1. Field of the Invention
The present invention relates to wireless communication system protocols. More particularly, the present invention relates to the field of encoding and decoding the length of a Medium Access Control (MAC) Protocol Data Unit (PDU) in a broadband wireless network.
2. Description of the Related Art
Broadband wireless networks are based on various communication standards, for example, the Institute of Electrical and Electronics Engineers (IEEE) 802.16e based Worldwide Interoperability for Microwave Access (WiMAX) standard, and its evolution to IEEE 802.16m, provides various types of services such as voice, packet data exchange, and the like. In such a network, user data and control information is exchanged between a Mobile Station (MS) and a Base Station (BS) by establishing a connection. The control information is generated by various protocols running at the MS and the BS. The data packets are generated by various applications at the MS and BS. Typically, wireless communication standards beyond 3G, for example 3GPP Long Term Evolution (LTE), IEEE 802.20, and IEEE 802.16e-2005, mobile WiMAX, and the like, use Protocol Data Units (PDUs) to carry the control and data information.
The IEEE 802.16m communication standard is associated with a protocol architecture that includes Physical (PHY) layer and Medium Access Control (MAC) layer specifications. The MAC layer comprises three sub-layers which include the specific Convergence Sub-layer (CS), the MAC Common Part Sub-layer (MAC CPS), and the security sub-layer. The CS provides transformation and/or mapping of external network data, received through the CS Service Access Point (SAP), into MAC Service Data Units (SDUs) received by the MAC CPS through the MAC SAP. This includes classifying external network SDUs and associating the external network SDUs to an appropriate MAC connection. It may also include other functions such as Payload Header Suppression (PHS).

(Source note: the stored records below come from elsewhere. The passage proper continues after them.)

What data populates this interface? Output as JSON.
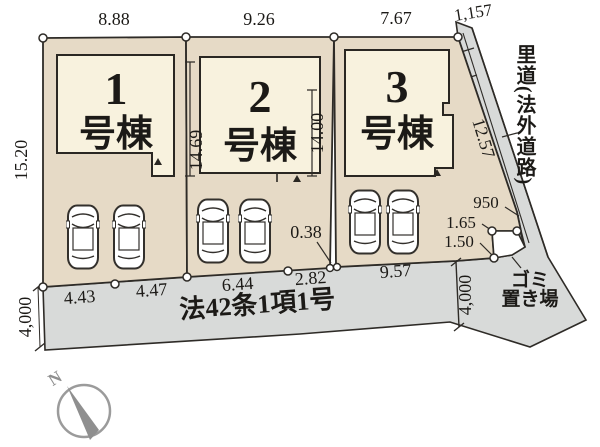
{
  "diagram": {
    "buildings": [
      {
        "number": "1",
        "label": "号棟"
      },
      {
        "number": "2",
        "label": "号棟"
      },
      {
        "number": "3",
        "label": "号棟"
      }
    ],
    "dimensions": {
      "top": {
        "lot1": "8.88",
        "lot2": "9.26",
        "lot3": "7.67",
        "satomichi": "1,157"
      },
      "side": {
        "lot1_left": "15.20",
        "lot2_left": "14.69",
        "lot2_right": "14.00",
        "lot3_right": "12.57"
      },
      "bottom": {
        "seg1": "4.43",
        "seg2": "4.47",
        "seg3": "6.44",
        "seg4": "2.82",
        "seg5": "9.57"
      },
      "offset": "0.38",
      "road_width_left": "4,000",
      "road_width_right": "4,000",
      "trash_1": "950",
      "trash_2": "1.65",
      "trash_3": "1.50"
    },
    "labels": {
      "road_name": "法42条1項1号",
      "satomichi": "里道(法外道路)",
      "trash_line1": "ゴミ",
      "trash_line2": "置き場",
      "north": "N"
    },
    "colors": {
      "lot": "#e6dac6",
      "building": "#f8f2de",
      "road": "#d8dad9",
      "outline": "#2e2b27"
    }
  }
}
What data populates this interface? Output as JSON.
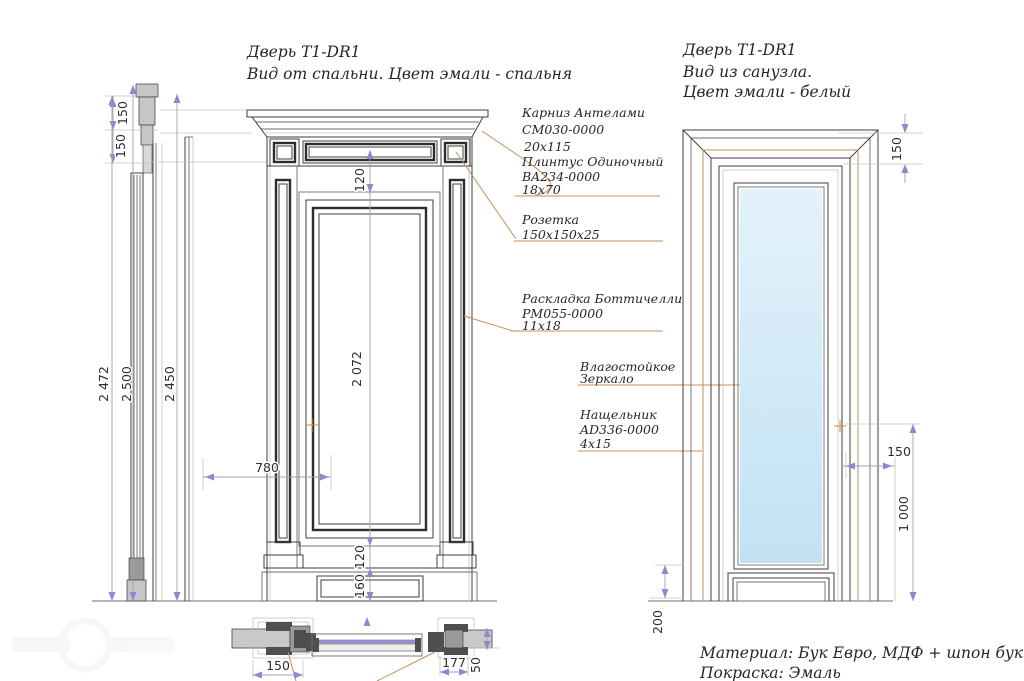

The MAC CPS receives data from the various CSs, through the MAC SAP, classified to particular MAC connections. Data is transferred between the MAC CPS and the PHY layer via the PHY SAP. The MAC CPS also contains a separate security sub-layer that provides authentication, secure key exchange, and encryption. The MAC CPS forms an IEEE 802.16m based MAC PDU. The MAC PDU format includes a Generic MAC Header (GMH), an Extended Header (EH) group, and payload. Each connection payload includes one or more MAC SDUs or MAC SDU fragments received from the CS layer for the particular connection.
Further, the GMH format (based on the IEEE 802.16m standard) includes a Flow Identifier (Flow ID) field, an Extended Header (EH) field, and a Length field. A connection is identified by the Flow ID field. The EH field indicates whether an extended header group is present in the MAC PDU or not. Further, the Length field gives information about the length of the MAC PDU. The EH group includes a fixed portion that indicates the EH group length. The EH group also includes a variable portion following the fixed portion which consists of one or more EHs. The EH contains a type field and a body contents field. The type field indicates the type of EH and the body contents field indicates the type-dependent contents.
The MAC layer encodes multiple MAC PDUs (MPDUs) to form a MAC layer packet, which is then sent to a PHY layer for transmitting on the air. The size (in bytes) of the MAC layer packet formed by the MAC Layer is equal to the number of bytes requested by the PHY layer from the MAC layer. Thereafter, the multiple MAC PDUs that are encoded in the MAC layer packet are sent from the PHY layer of a transmitting communication device to a PHY layer of a receiving communication device.
The maximum size of the MAC PDU can be 2047 bytes because the size of the Length field in the GMH is ‘11’ bits. In a high data rate system, the MAC SDUs carried in the MAC PDU can be much larger than 2047 bytes. In order to carry such large MAC SDUs, the MAC SDUs need to be fragmented and multiple MAC PDUs, each carrying one fragment of the MAC SDU, are formed and concatenated together in one physical layer packet. This approach causes increased overhead because of the GMH overhead (2 bytes) and fragmentation/packing information overhead (2 bytes per MAC SDU fragment). For a MAC SDU, which is carried in ‘n’ MAC PDUs, the additional overhead of ‘4*(n−1)’ bytes is incurred. Accordingly, the MAC PDU needs to have a larger Length field to facilitate carrying of larger MAC SDUs in one MAC PDU.
Further, the process of carrying a large MAC SDU in the form of multiple MAC PDUs in a MAC layer packet also consumes more Automatic Repeat reQuest (ARQ) sequence numbers as an ARQ sequence number is assigned per MAC PDU. This leads to more frequent polling for a feedback request to avoid stalling of the transmitter ARQ window. Hence, the MAC PDU needs to have a larger Length field to facilitate carrying of larger MAC SDUs in one MPDU.
Also, in the current MAC PDU format, the MAC PDU can carry payload from multiple connections. The multiplexing approach reduces security overhead significantly. Hence, if ‘n’ connection payloads are multiplexed in one MAC PDU, then 12*(n−1) bytes of overhead are saved. The smaller size of the Length field does not allow multiplexing if the size of the multiplexed payload and the headers is greater than 2047 bytes. Therefore, multiple MAC PDUs are formed, one for each connection, and concatenated together in one MAC layer packet. This has an additional overhead of 2*(n−1)+12*(n−1) bytes for ‘n’ connection payloads. Thus, the multiplexed MAC PDU needs to have a larger Length field to facilitate multiplexing.
Hence there exists a need to efficiently encode and decode the length of the MAC PDU in the MAC layer packet.